Il y avait passablement de désordre et de confusion dans la salle du Trésor, toutefois je ne remarquai aucun acte de violence ; on eût pu dire que nos hommes pillaient avec la gaieté d’enfants en vacances. Ils échangeaient des jeux de mots, des plaisanteries, et l’histoire du fameux diamant revenait en scène sous forme de lazzis. « Qui a pu trouver la Pierre de Lune ? » Ce refrain était incessant et ne s’arrêtait parfois que pour redoubler sur d’autres points non encore explorés.
Pendant que j’essayais vainement de remettre un peu d’ordre parmi cette troupe surexcitée, j’entendis des cris effroyables s’élever de l’autre côté de la cour ; j’y courus, redoutant que les soldats n’eussent trouvé sur ce point un nouvel élément de destruction.
Je parvins à une porte ouverte, et vis les corps inanimés de deux Indiens que, à leur costume, je reconnus pour être des officiers du palais.
D’autres cris partant de l’intérieur, je me précipitai dans une pièce qui paraissait être un arsenal. Là, un autre Indien, mortellement blessé, s’affaissait aux pieds d’un homme dont je n’apercevais que le dos. Celui-ci se retourna en entendant mes pas, et je reconnus John Herncastle, une torche dans une main, et dans l’autre un poignard ruisselant de sang.
Une pierre, disposée en pommeau à l’extrémité de la poignée, étincelait de mille feux à la lueur de la torche. L’Indien mourant se soutint sur les genoux, désigna le poignard tenu par mon cousin, et dit en langue hindoue : « Le diamant de la lune tirera vengeance de vous et des vôtres. »

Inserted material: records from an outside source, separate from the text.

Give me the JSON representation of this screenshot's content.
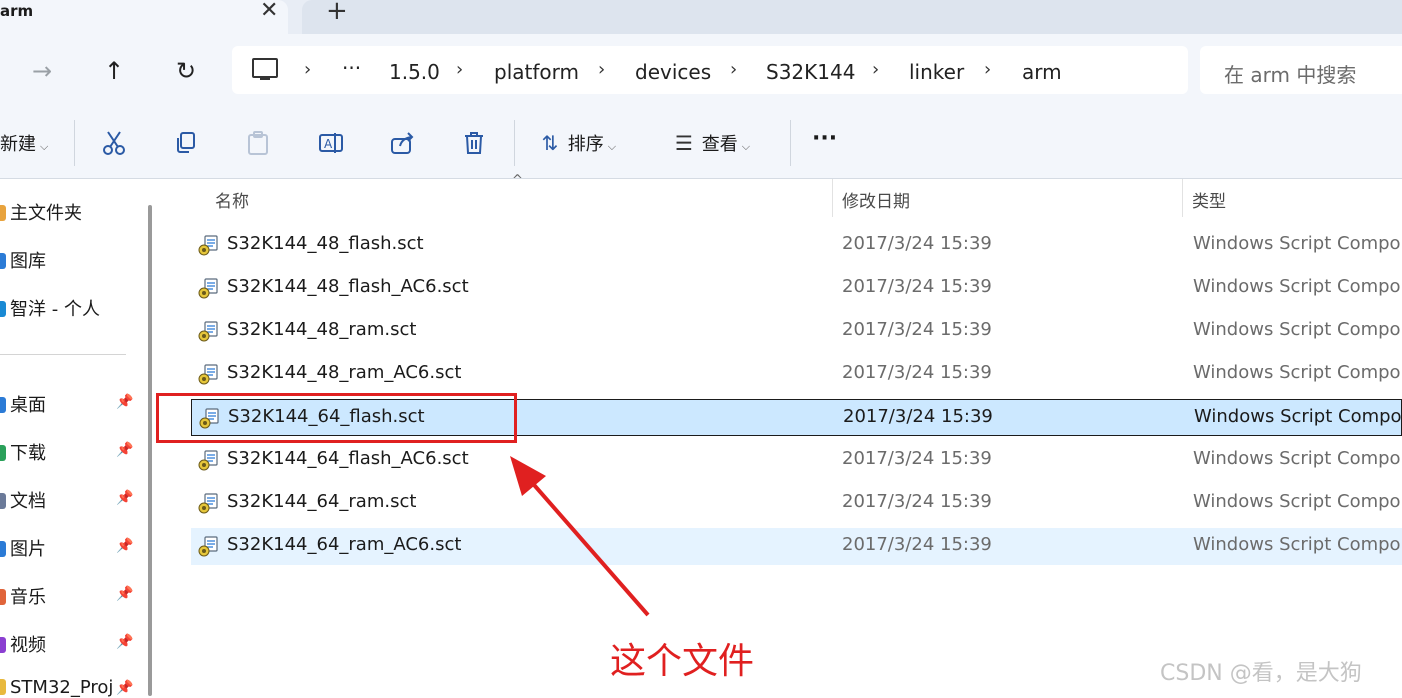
{
  "tab": {
    "title": "arm",
    "close": "✕",
    "new_tab": "+"
  },
  "nav": {
    "forward": "→",
    "up": "↑",
    "refresh": "↻"
  },
  "breadcrumb": {
    "more": "···",
    "items": [
      "1.5.0",
      "platform",
      "devices",
      "S32K144",
      "linker",
      "arm"
    ],
    "separator": "›"
  },
  "search": {
    "placeholder": "在 arm 中搜索"
  },
  "toolbar": {
    "new_label": "新建",
    "sort_label": "排序",
    "view_label": "查看",
    "more": "···"
  },
  "sidebar": {
    "items": [
      {
        "label": "主文件夹",
        "color": "#e8a33d"
      },
      {
        "label": "图库",
        "color": "#2b7bd6"
      },
      {
        "label": "智洋 - 个人",
        "color": "#1a8ad4"
      }
    ],
    "quick": [
      {
        "label": "桌面",
        "color": "#2b7bd6"
      },
      {
        "label": "下载",
        "color": "#2aa05a"
      },
      {
        "label": "文档",
        "color": "#6b7a99"
      },
      {
        "label": "图片",
        "color": "#2b7bd6"
      },
      {
        "label": "音乐",
        "color": "#e0643a"
      },
      {
        "label": "视频",
        "color": "#8b3fd1"
      },
      {
        "label": "STM32_Proj",
        "color": "#e8b93d"
      }
    ]
  },
  "columns": {
    "name": "名称",
    "date": "修改日期",
    "type": "类型"
  },
  "files": [
    {
      "name": "S32K144_48_flash.sct",
      "date": "2017/3/24 15:39",
      "type": "Windows Script Compor",
      "state": ""
    },
    {
      "name": "S32K144_48_flash_AC6.sct",
      "date": "2017/3/24 15:39",
      "type": "Windows Script Compor",
      "state": ""
    },
    {
      "name": "S32K144_48_ram.sct",
      "date": "2017/3/24 15:39",
      "type": "Windows Script Compor",
      "state": ""
    },
    {
      "name": "S32K144_48_ram_AC6.sct",
      "date": "2017/3/24 15:39",
      "type": "Windows Script Compor",
      "state": ""
    },
    {
      "name": "S32K144_64_flash.sct",
      "date": "2017/3/24 15:39",
      "type": "Windows Script Compor",
      "state": "selected"
    },
    {
      "name": "S32K144_64_flash_AC6.sct",
      "date": "2017/3/24 15:39",
      "type": "Windows Script Compor",
      "state": ""
    },
    {
      "name": "S32K144_64_ram.sct",
      "date": "2017/3/24 15:39",
      "type": "Windows Script Compor",
      "state": ""
    },
    {
      "name": "S32K144_64_ram_AC6.sct",
      "date": "2017/3/24 15:39",
      "type": "Windows Script Compor",
      "state": "hover"
    }
  ],
  "annotation": {
    "text": "这个文件",
    "color": "#e02020"
  },
  "watermark": "CSDN @看，是大狗"
}
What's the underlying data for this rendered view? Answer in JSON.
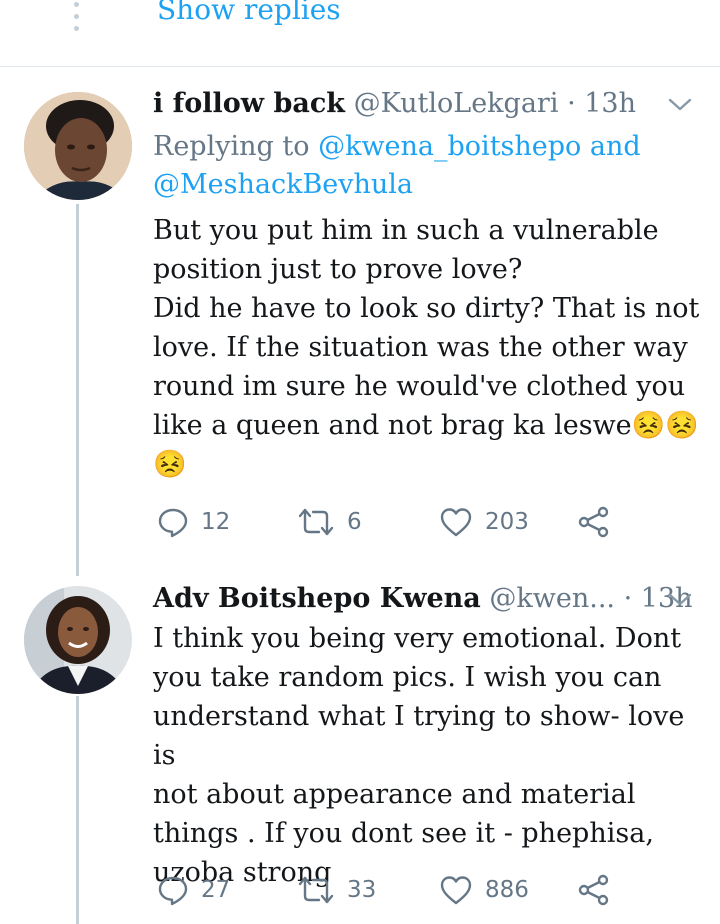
{
  "top": {
    "show_replies": "Show replies"
  },
  "tweets": [
    {
      "name": "i follow back",
      "handle": "@KutloLekgari",
      "separator": "·",
      "time": "13h",
      "replying_prefix": "Replying to",
      "replying_mention_1": "@kwena_boitshepo",
      "replying_and": "and",
      "replying_mention_2": "@MeshackBevhula",
      "text": "But you put him in such a vulnerable\nposition just to prove love?\nDid he have to look so dirty? That is not\nlove. If the situation was the other way\nround im sure he would've clothed you\nlike a queen and not brag ka leswe😣😣\n😣",
      "replies": "12",
      "retweets": "6",
      "likes": "203"
    },
    {
      "name": "Adv Boitshepo Kwena",
      "handle": "@kwen...",
      "separator": "·",
      "time": "13h",
      "text": "I think you being very emotional.  Dont\nyou take random pics. I wish you can\nunderstand what I trying to show- love is\nnot about appearance and material\nthings . If you dont see it - phephisa,\nuzoba strong",
      "replies": "27",
      "retweets": "33",
      "likes": "886"
    }
  ],
  "icons": {
    "reply": "speech-bubble-icon",
    "retweet": "retweet-icon",
    "like": "heart-icon",
    "share": "share-icon",
    "caret": "chevron-down-icon"
  },
  "colors": {
    "link": "#1da1f2",
    "secondary": "#657786",
    "text": "#14171a",
    "thread_line": "#c4cfd6"
  }
}
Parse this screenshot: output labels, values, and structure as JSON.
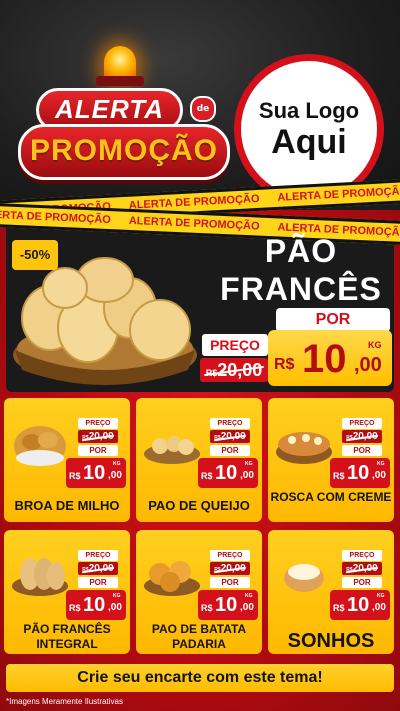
{
  "header": {
    "badge_alerta": "ALERTA",
    "badge_de": "de",
    "badge_promocao": "PROMOÇÃO",
    "logo_line1": "Sua Logo",
    "logo_line2": "Aqui",
    "tape_text": "ALERTA DE PROMOÇÃO"
  },
  "main_offer": {
    "discount": "-50%",
    "title_line1": "PÃO",
    "title_line2": "FRANCÊS",
    "preco_label": "PREÇO",
    "old_currency": "R$",
    "old_price": "20,00",
    "por_label": "POR",
    "currency": "R$",
    "price_int": "10",
    "price_dec": ",00",
    "unit": "KG"
  },
  "price_labels": {
    "preco": "PREÇO",
    "por": "POR",
    "currency": "R$",
    "unit": "KG"
  },
  "products": [
    {
      "name": "BROA DE MILHO",
      "old_price": "20,00",
      "price_int": "10",
      "price_dec": ",00",
      "image": "broa-icon"
    },
    {
      "name": "PAO DE QUEIJO",
      "old_price": "20,00",
      "price_int": "10",
      "price_dec": ",00",
      "image": "pao-de-queijo-icon"
    },
    {
      "name": "ROSCA COM CREME",
      "old_price": "20,00",
      "price_int": "10",
      "price_dec": ",00",
      "image": "rosca-icon"
    },
    {
      "name": "PÃO FRANCÊS INTEGRAL",
      "old_price": "20,00",
      "price_int": "10",
      "price_dec": ",00",
      "image": "pao-integral-icon"
    },
    {
      "name": "PAO DE BATATA PADARIA",
      "old_price": "20,00",
      "price_int": "10",
      "price_dec": ",00",
      "image": "pao-batata-icon"
    },
    {
      "name": "SONHOS",
      "old_price": "20,00",
      "price_int": "10",
      "price_dec": ",00",
      "image": "sonho-icon"
    }
  ],
  "footer": {
    "cta": "Crie seu encarte com este tema!",
    "disclaimer": "*Imagens Meramente Ilustrativas"
  },
  "colors": {
    "red": "#d4111a",
    "yellow": "#ffc40c",
    "dark": "#1a1a1a"
  }
}
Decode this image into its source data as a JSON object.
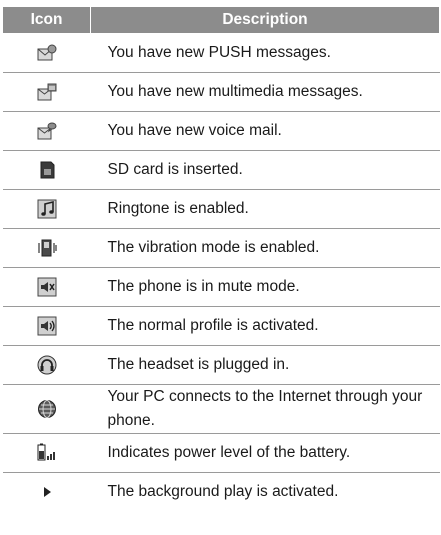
{
  "table": {
    "header": {
      "icon": "Icon",
      "description": "Description"
    },
    "rows": [
      {
        "icon": "push-message-icon",
        "text": "You have new PUSH messages."
      },
      {
        "icon": "multimedia-message-icon",
        "text": "You have new multimedia messages."
      },
      {
        "icon": "voice-mail-icon",
        "text": "You have new voice mail."
      },
      {
        "icon": "sd-card-icon",
        "text": "SD card is inserted."
      },
      {
        "icon": "ringtone-icon",
        "text": "Ringtone is enabled."
      },
      {
        "icon": "vibration-mode-icon",
        "text": "The vibration mode is enabled."
      },
      {
        "icon": "mute-mode-icon",
        "text": "The phone is in mute mode."
      },
      {
        "icon": "normal-profile-icon",
        "text": "The normal profile is activated."
      },
      {
        "icon": "headset-icon",
        "text": "The headset is plugged in."
      },
      {
        "icon": "pc-internet-icon",
        "text": "Your PC connects to the Internet through your phone."
      },
      {
        "icon": "battery-level-icon",
        "text": "Indicates power level of the battery."
      },
      {
        "icon": "background-play-icon",
        "text": "The background play is activated."
      }
    ]
  }
}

En proférant celle dernière menace, l’Indien retomba mort. Les hommes qui m’avaient suivi, en traversant la cour, envahirent l’arsenal. Avant que j’eusse pu prendre un parti, Herncastle s’élança vers eux comme un fou furieux. « Dégagez la porte, me cria-t-il, et mettez-y une garde ! »
Les soldats reculèrent devant sa torche et son poignard.
Abasourdi de cette singulière scène, je plaçai pourtant à la porte deux sentinelles éprouvées et prises parmi les soldats de mon propre détachement. Pendant tout le reste de cette terrible nuit, je ne revis plus mon parent.
Dès l’aube, comme le pillage continuait, le général Baird fit annoncer au son du tambour que tout voleur pris sur le fait serait pendu, quel que fût son grade.
Afin de mieux en faire ressortir l’importance, le prévôt de l’armée appuyait de sa présence cet ordre du jour.
Parmi la foule qui écoutait la proclamation, Herncastle et moi nous nous trouvâmes face à face.
Il me tendit la main, comme de coutume, en me disant : « Bonjour. »
J’attendis avant de la prendre, et lui dis :
« Donnez-moi donc d’abord quelques détails sur ce qui a causé la mort de l’Indien dans l’arsenal, et sur ce que signifiaient ses dernières paroles lorsqu’il désignait du geste le poignard que vous teniez à la main ?
— Je pense, répondit Herncastle, que la mort de l’Indien est due à une blessure mortelle. Quant à ses dernières paroles, je ne sais rien de plus que vous. »
Je le regardai fixement ; son exaltation de la veille avait disparu. Je voulus lui laisser encore une chance de s’ouvrir à moi. « Est-ce bien tout ce que vous avez à me dire ? » lui demandai-je. « Oui, c est tout ! » fut sa réponse. Je lui tournai le dos, et jamais depuis nous ne nous sommes parlé.